Secondly, when you post it generally will get more response if you title the post with a question.
Other than that, welcome to the forum. I expect you will be a valued member here, and I will look forward to additional post from you.
 
@stillstanding2 You concerns regarding re-registering can be addressed at the help des...

Thanks very, very much. This has been a hard day for me, and I still don't know exactly what triggered it. I really didn't start out trying to begin a new thread, but rather to send an apology to the Help Desk and get clarification about my re-registering.

I'm a little disoriented right now. If you could help get my apology to the Help Desk, I would appreciate it. I'm not a techy, just a well-meaning journalist.
 
It should be fine. A moderator has already seen this thread, it seems. No more action should be necessary, in my opinion. I don't believe you will be judged here. We all have our personal issues, and I, for one, am very accepting and understanding of other people who suffer from a mental illness. I hope tomorrow is a better day for you.
 
I need help, and my next therapist appointment is days away. She is out of the country.

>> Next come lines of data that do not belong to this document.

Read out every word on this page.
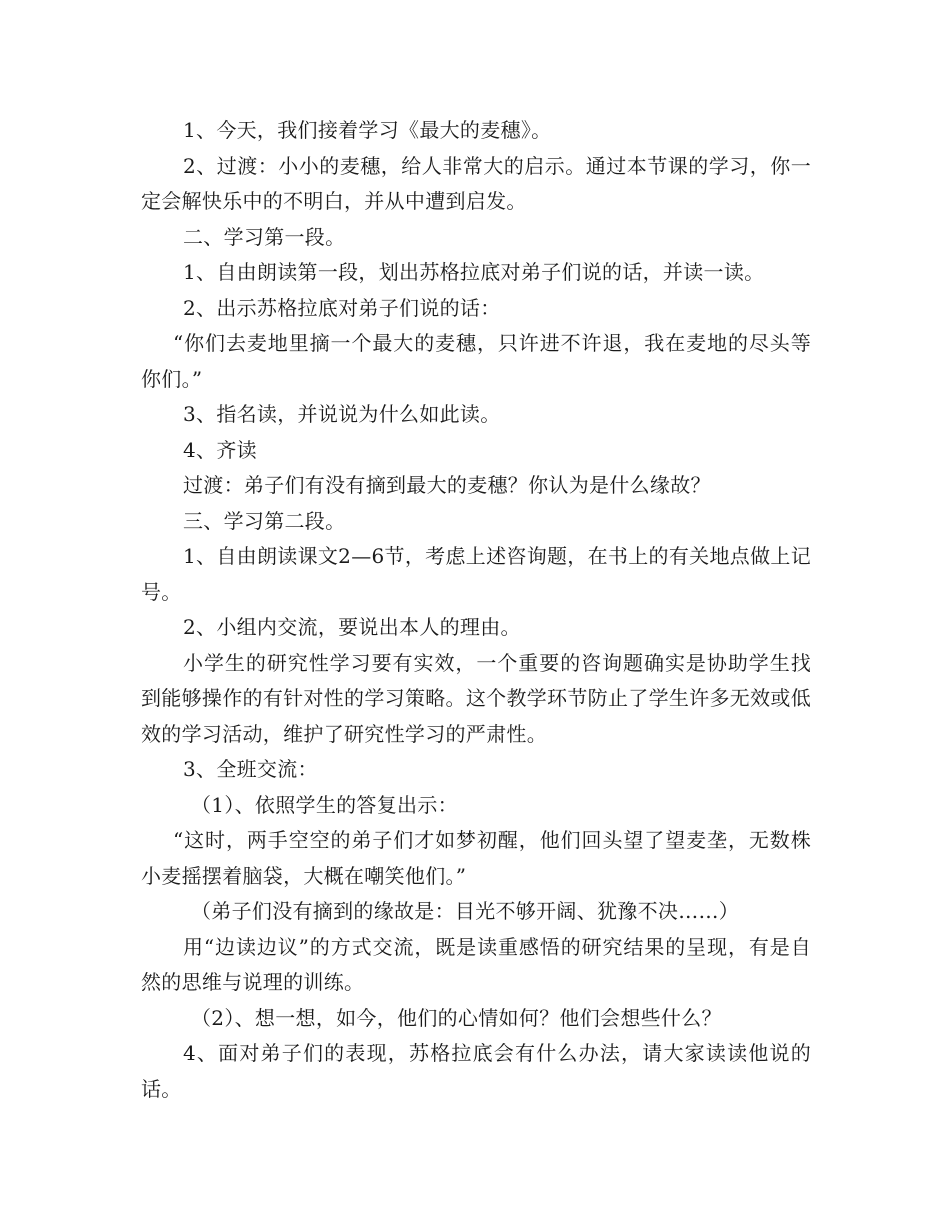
1、今天，我们接着学习《最大的麦穗》。

2、过渡：小小的麦穗，给人非常大的启示。通过本节课的学习，你一定会解快乐中的不明白，并从中遭到启发。

二、学习第一段。

1、自由朗读第一段，划出苏格拉底对弟子们说的话，并读一读。

2、出示苏格拉底对弟子们说的话：

“你们去麦地里摘一个最大的麦穗，只许进不许退，我在麦地的尽头等你们。”

3、指名读，并说说为什么如此读。

4、齐读

过渡：弟子们有没有摘到最大的麦穗？你认为是什么缘故？

三、学习第二段。

1、自由朗读课文2—6节，考虑上述咨询题，在书上的有关地点做上记号。

2、小组内交流，要说出本人的理由。

小学生的研究性学习要有实效，一个重要的咨询题确实是协助学生找到能够操作的有针对性的学习策略。这个教学环节防止了学生许多无效或低效的学习活动，维护了研究性学习的严肃性。

3、全班交流：

（1）、依照学生的答复出示：

“这时，两手空空的弟子们才如梦初醒，他们回头望了望麦垄，无数株小麦摇摆着脑袋，大概在嘲笑他们。”

（弟子们没有摘到的缘故是：目光不够开阔、犹豫不决……）

用“边读边议”的方式交流，既是读重感悟的研究结果的呈现，有是自然的思维与说理的训练。

（2）、想一想，如今，他们的心情如何？他们会想些什么？

4、面对弟子们的表现，苏格拉底会有什么办法，请大家读读他说的话。
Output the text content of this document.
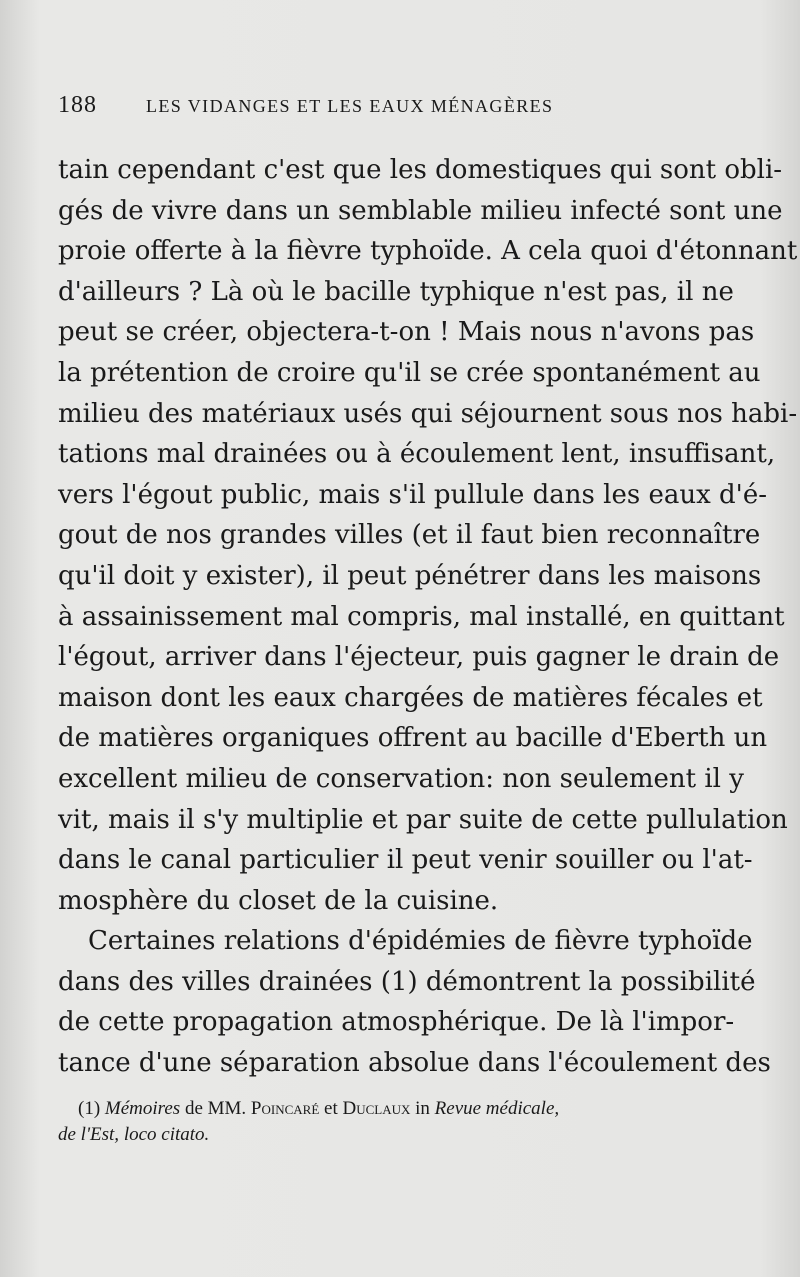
188	LES VIDANGES ET LES EAUX MÉNAGÈRES
tain cependant c'est que les domestiques qui sont obli-
gés de vivre dans un semblable milieu infecté sont une
proie offerte à la fièvre typhoïde. A cela quoi d'étonnant
d'ailleurs ? Là où le bacille typhique n'est pas, il ne
peut se créer, objectera-t-on ! Mais nous n'avons pas
la prétention de croire qu'il se crée spontanément au
milieu des matériaux usés qui séjournent sous nos habi-
tations mal drainées ou à écoulement lent, insuffisant,
vers l'égout public, mais s'il pullule dans les eaux d'é-
gout de nos grandes villes (et il faut bien reconnaître
qu'il doit y exister), il peut pénétrer dans les maisons
à assainissement mal compris, mal installé, en quittant
l'égout, arriver dans l'éjecteur, puis gagner le drain de
maison dont les eaux chargées de matières fécales et
de matières organiques offrent au bacille d'Eberth un
excellent milieu de conservation: non seulement il y
vit, mais il s'y multiplie et par suite de cette pullulation
dans le canal particulier il peut venir souiller ou l'at-
mosphère du closet de la cuisine.
Certaines relations d'épidémies de fièvre typhoïde
dans des villes drainées (1) démontrent la possibilité
de cette propagation atmosphérique. De là l'impor-
tance d'une séparation absolue dans l'écoulement des
(1) Mémoires de MM. Poincaré et Duclaux in Revue médicale,
de l'Est, loco citato.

For clarification purposes, the Help Desk that has been recommended is for I.T. concerns such as your registration if you still wish to ask and as the staff recommended.

But my computer tells me that the given link is "Untrusted.

You might consider contacting the provider of the protective software that has stated the link as such, if no further info was given on that message. Then you can consider whether or not you wish to use the tab and present your question in the Help Desk Area. Many questions are answered by Anthony himself and that is where he addresses them.